While your humble correspondent is not nostalgic about the Big 12, I will miss playing the Big Eight schools. I have been attending Big Eight games for 50 years, and these games against these teams have great importance to me. We are losing what the late, great play-by-play man Bob Zenner used to call our ancient rivals.
I saw us defeat Oklahoma the day after Kennedy was shot, and I still can see the Sooners Billy Sims fumble on the south 10 yard line in 78. I can see Langston Coleman pulling Missouri QB Gary Lane down in the north end zone for a safety in 64. The great Richard Berns scoring on the first play against Missouri in 78 and how cold that game was.
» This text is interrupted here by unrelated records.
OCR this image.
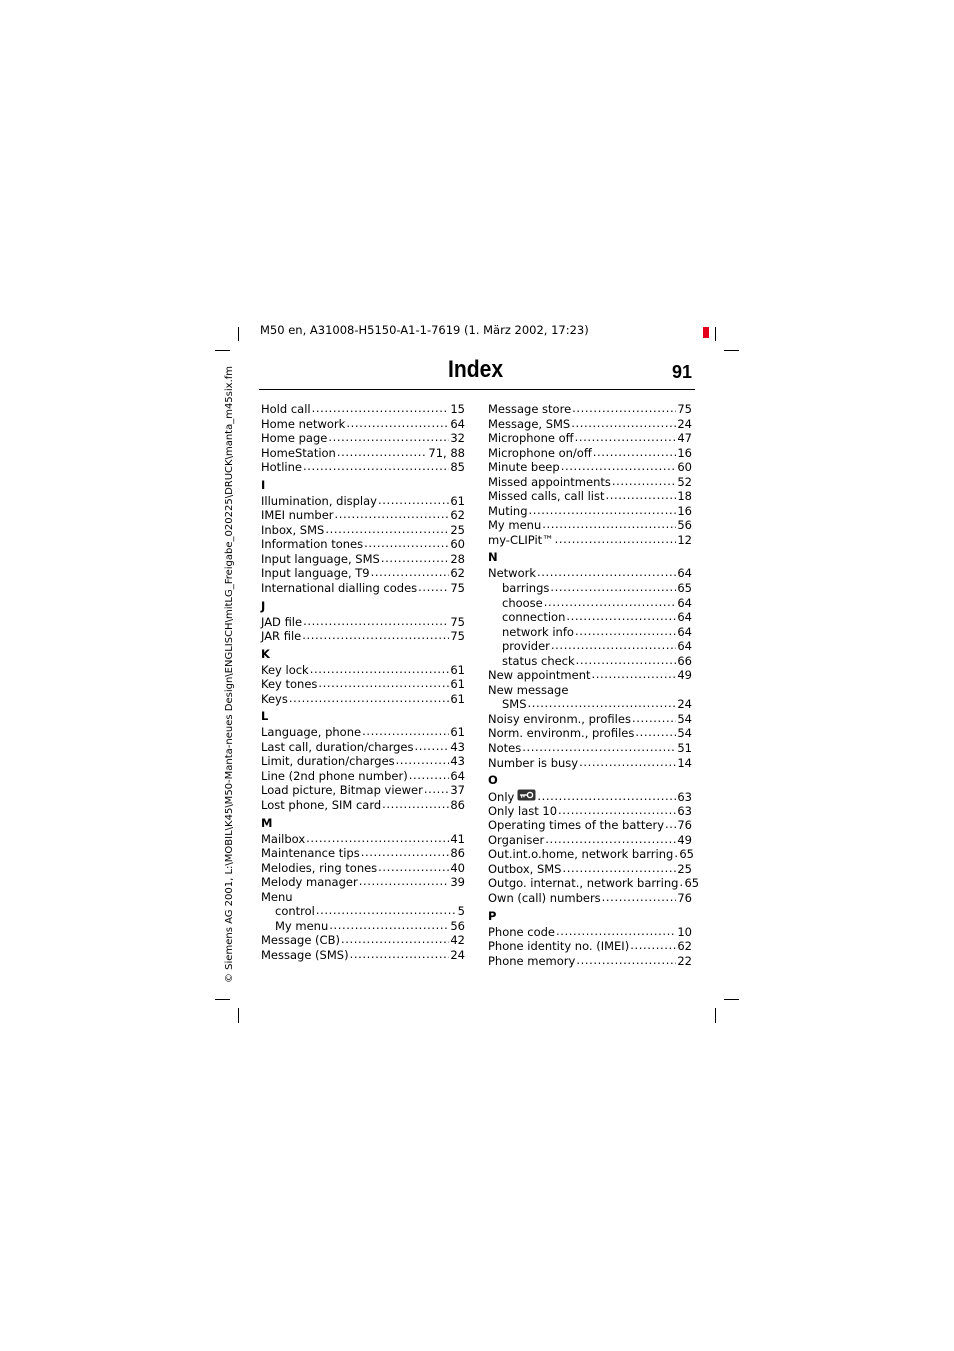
M50 en, A31008-H5150-A1-1-7619 (1. März 2002, 17:23)
© Siemens AG 2001, L:\MOBIL\K45\M50-Manta-neues Design\ENGLISCH\mitLG_Freigabe_020225\DRUCK\manta_m45six.fm	Index	91
Hold call .....	15
Home network .....	64
Home page .....	32
HomeStation .....	71, 88
Hotline .....	85
I
Illumination, display .....	61
IMEI number .....	62
Inbox, SMS .....	25
Information tones .....	60
Input language, SMS .....	28
Input language, T9 .....	62
International dialling codes .....	75
J
JAD file .....	75
JAR file .....	75
K
Key lock .....	61
Key tones .....	61
Keys .....	61
L
Language, phone .....	61
Last call, duration/charges .....	43
Limit, duration/charges .....	43
Line (2nd phone number) .....	64
Load picture, Bitmap viewer ..... 37
Lost phone, SIM card .....	86
M
Mailbox .....	41
Maintenance tips .....	86
Melodies, ring tones .....	40
Melody manager .....	39
Menu
control .....	5
My menu .....	56
Message (CB) .....	42
Message (SMS) .....	24
Message store .....	75
Message, SMS .....	24
Microphone off .....	47
Microphone on/off .....	16
Minute beep .....	60
Missed appointments .....	52
Missed calls, call list .....	18
Muting .....	16
My menu .....	56
my-CLIPit™ .....	12
N
Network .....	64
barrings .....	65
choose .....	64
connection .....	64
network info .....	64
provider .....	64
status check .....	66
New appointment .....	49
New message
SMS .....	24
Noisy environm., profiles .....	54
Norm. environm., profiles .....	54
Notes .....	51
Number is busy .....	14
O
Only .....	63
Only last 10 .....	63
Operating times of the battery ..... 76
Organiser .....	49
Out.int.o.home, network barring ..... 65
Outbox, SMS .....	25
Outgo. internat., network barring ..... 65
Own (call) numbers .....	76
P
Phone code .....	10
Phone identity no. (IMEI) .....	62
Phone memory .....	22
Kansas Gale Sayers going 99 running south to north down the west sideline against us in 63. Jim McFarland getting knocked down on an overthrown Jerry Tagge pass for an interference call in 69. That set up the winning TD to start an unbeaten streak that would last 2½ years. The best football player I have ever seen in my life breaking the ankles of the Iowa State punter on a punt return in 71. The wild 65-31 win over Oklahoma State in 1970. Our men running over the Vermin in 92 and naming the score after several seasons of frustration against them. In 70, smashing a Lynn Dickey-led K-State team that had called that game their bowl game.
Please forgive the mostly old references, but I want to illustrate the length of these series and how important they have been to Nebraska. No one is more excited about our possibilities in the Big Ten than I am. I felt that on the eve of a historic day in Nebraska history, we should pause and remember where came from.